If polyfill is invoked with they hypothetical mode=2 arg, we could call _cover_shape_h3 instead of the default polyfill behavior.

kevinschaich avatar Nov 23 '21 17:11 kevinschaich

This is what we are using which takes a slightly different approach - buffer the polygon by the edge length of a hex at it's centroid and desired resolution so that a hex centre will always be inside the polygon - ie, you get a covering at any resolution regardless of the size of the polygon. Then polyfill as normal. You can end up with some false positives this way but that is ok in our use and can easily be pruned if absolutely required.

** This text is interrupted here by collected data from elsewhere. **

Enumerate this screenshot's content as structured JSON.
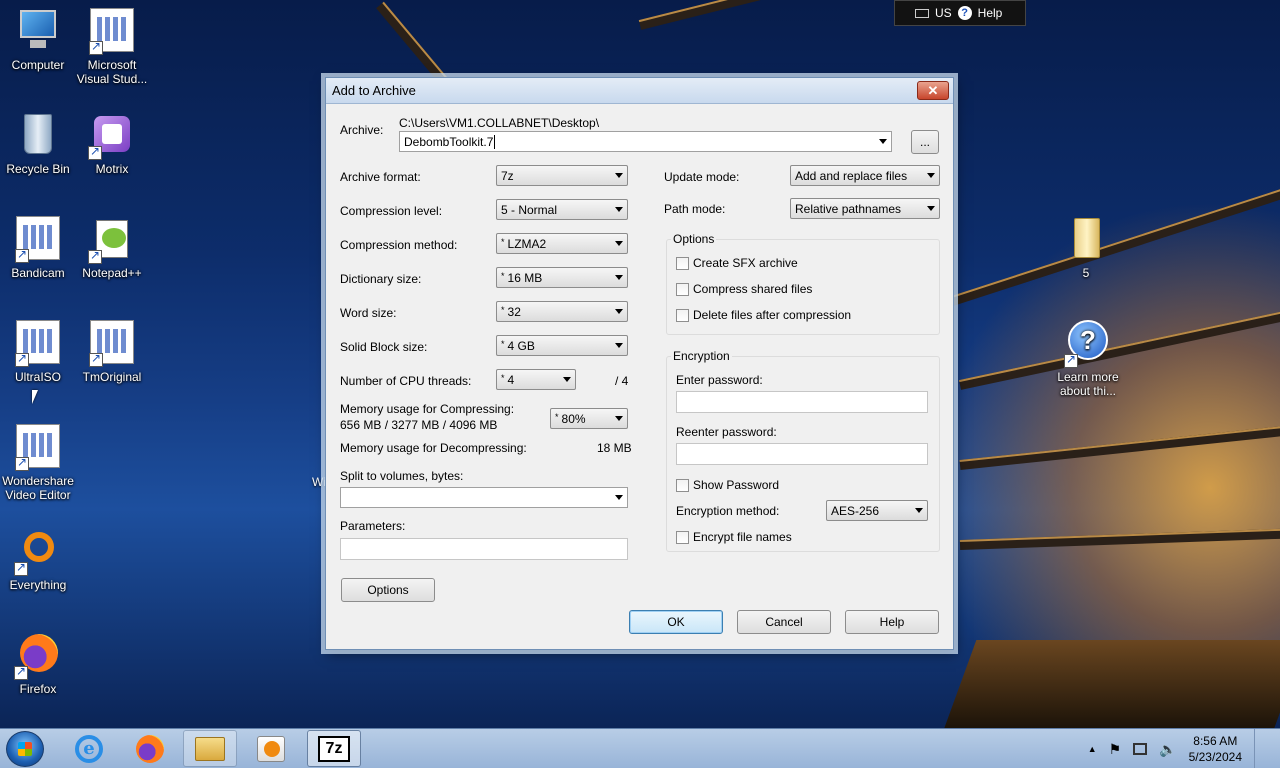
{
  "desktop": {
    "icons_left": [
      {
        "label": "Computer"
      },
      {
        "label": "Microsoft Visual Stud..."
      },
      {
        "label": "Recycle Bin"
      },
      {
        "label": "Motrix"
      },
      {
        "label": "Bandicam"
      },
      {
        "label": "Notepad++"
      },
      {
        "label": "UltraISO"
      },
      {
        "label": "TmOriginal"
      },
      {
        "label": "Wondershare Video Editor"
      },
      {
        "label": "Everything"
      },
      {
        "label": "Firefox"
      }
    ],
    "icons_right": [
      {
        "label": "5"
      },
      {
        "label": "Learn more about thi..."
      }
    ],
    "partial_label": "Wi"
  },
  "langbar": {
    "lang": "US",
    "help": "Help"
  },
  "dialog": {
    "title": "Add to Archive",
    "close_glyph": "✕",
    "archive_label": "Archive:",
    "archive_path": "C:\\Users\\VM1.COLLABNET\\Desktop\\",
    "archive_name": "DebombToolkit.7",
    "browse_label": "...",
    "left": {
      "archive_format": {
        "label": "Archive format:",
        "value": "7z"
      },
      "compression_level": {
        "label": "Compression level:",
        "value": "5 - Normal"
      },
      "compression_method": {
        "label": "Compression method:",
        "value": "LZMA2"
      },
      "dictionary_size": {
        "label": "Dictionary size:",
        "value": "16 MB"
      },
      "word_size": {
        "label": "Word size:",
        "value": "32"
      },
      "solid_block": {
        "label": "Solid Block size:",
        "value": "4 GB"
      },
      "cpu_threads": {
        "label": "Number of CPU threads:",
        "value": "4",
        "max": "/ 4"
      },
      "mem_compress": {
        "label": "Memory usage for Compressing:",
        "detail": "656 MB / 3277 MB / 4096 MB",
        "value": "80%"
      },
      "mem_decompress": {
        "label": "Memory usage for Decompressing:",
        "value": "18 MB"
      },
      "split": {
        "label": "Split to volumes, bytes:",
        "value": ""
      },
      "parameters": {
        "label": "Parameters:",
        "value": ""
      },
      "options_button": "Options"
    },
    "right": {
      "update_mode": {
        "label": "Update mode:",
        "value": "Add and replace files"
      },
      "path_mode": {
        "label": "Path mode:",
        "value": "Relative pathnames"
      },
      "options_group": "Options",
      "options": [
        {
          "label": "Create SFX archive",
          "checked": false
        },
        {
          "label": "Compress shared files",
          "checked": false
        },
        {
          "label": "Delete files after compression",
          "checked": false
        }
      ],
      "encryption_group": "Encryption",
      "enter_password": "Enter password:",
      "reenter_password": "Reenter password:",
      "show_password": "Show Password",
      "encryption_method": {
        "label": "Encryption method:",
        "value": "AES-256"
      },
      "encrypt_names": "Encrypt file names"
    },
    "buttons": {
      "ok": "OK",
      "cancel": "Cancel",
      "help": "Help"
    }
  },
  "taskbar": {
    "active_app": "7z",
    "clock_time": "8:56 AM",
    "clock_date": "5/23/2024"
  }
}
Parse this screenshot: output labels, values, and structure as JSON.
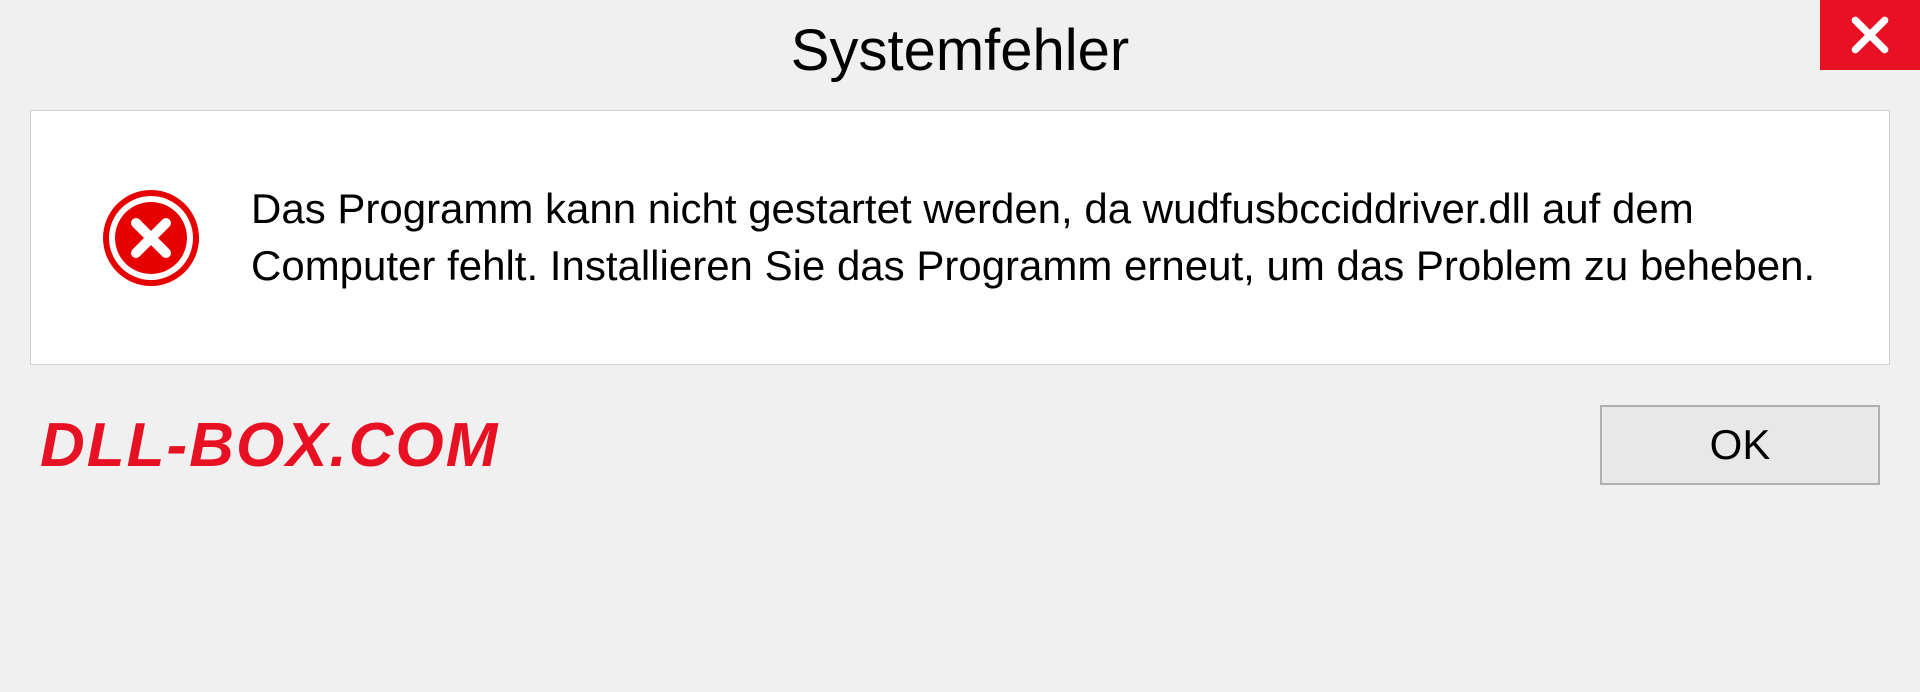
{
  "dialog": {
    "title": "Systemfehler",
    "message": "Das Programm kann nicht gestartet werden, da wudfusbcciddriver.dll auf dem Computer fehlt. Installieren Sie das Programm erneut, um das Problem zu beheben.",
    "ok_label": "OK"
  },
  "watermark": "DLL-BOX.COM",
  "icons": {
    "close": "close-icon",
    "error": "error-icon"
  },
  "colors": {
    "accent_red": "#e81123",
    "background": "#f0f0f0",
    "panel": "#ffffff"
  }
}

This is slightly changed from our code but should work and at least shows the idea.

import statistics
import math
from h3 import h3
import pygeos
from operator import or_
from functools import reduce


def covering_cells_from_geometry(geometry, res):
    """ 
    :param geometry: pygeos geometry
    :param res: desired h3 resolution
    :return: set of h3 indexes
    """
    buffer_width = statistics.mean(
        [
            h3.exact_edge_length(e, unit="rads")
            for e in h3.get_h3_unidirectional_edges_from_hexagon(
                h3.geo_to_h3(
                    *pygeos.get_coordinates(pygeos.centroid(geometry))[0][::-1],
                    resolution=res
                )
            )
        ]
    ) * (180 / math.pi)

    buffered_geometry_parts = pygeos.get_parts(
        pygeos.buffer(geometry, buffer_width, join_style="mitre")
    )

    return reduce(
        or_,
        [
            h3.polyfill_polygon(
                pygeos.coordinates.get_coordinates(p),
                res=res,
                lnglat_order=True,
            )
            for p in buffered_geometry_parts
        ] or [set()],
    )

That won't work with every input geometry type as it stands but the approach works as long as you can get to the 'base' geometry arrays of coordinates.

I believe @dfellis was looking at some alternatives as well and definitely has a better grasp of the math(s) (as appropriate for Australia or US ;-) involved than me but this has worked well for our particular use case so far.

pfw avatar Nov 24 '21 00:11 pfw

The new modes (overlapping and full containment) are added in https://github.com/uber/h3/pull/796

nrabinowitz avatar Nov 27 '23 20:11 nrabinowitz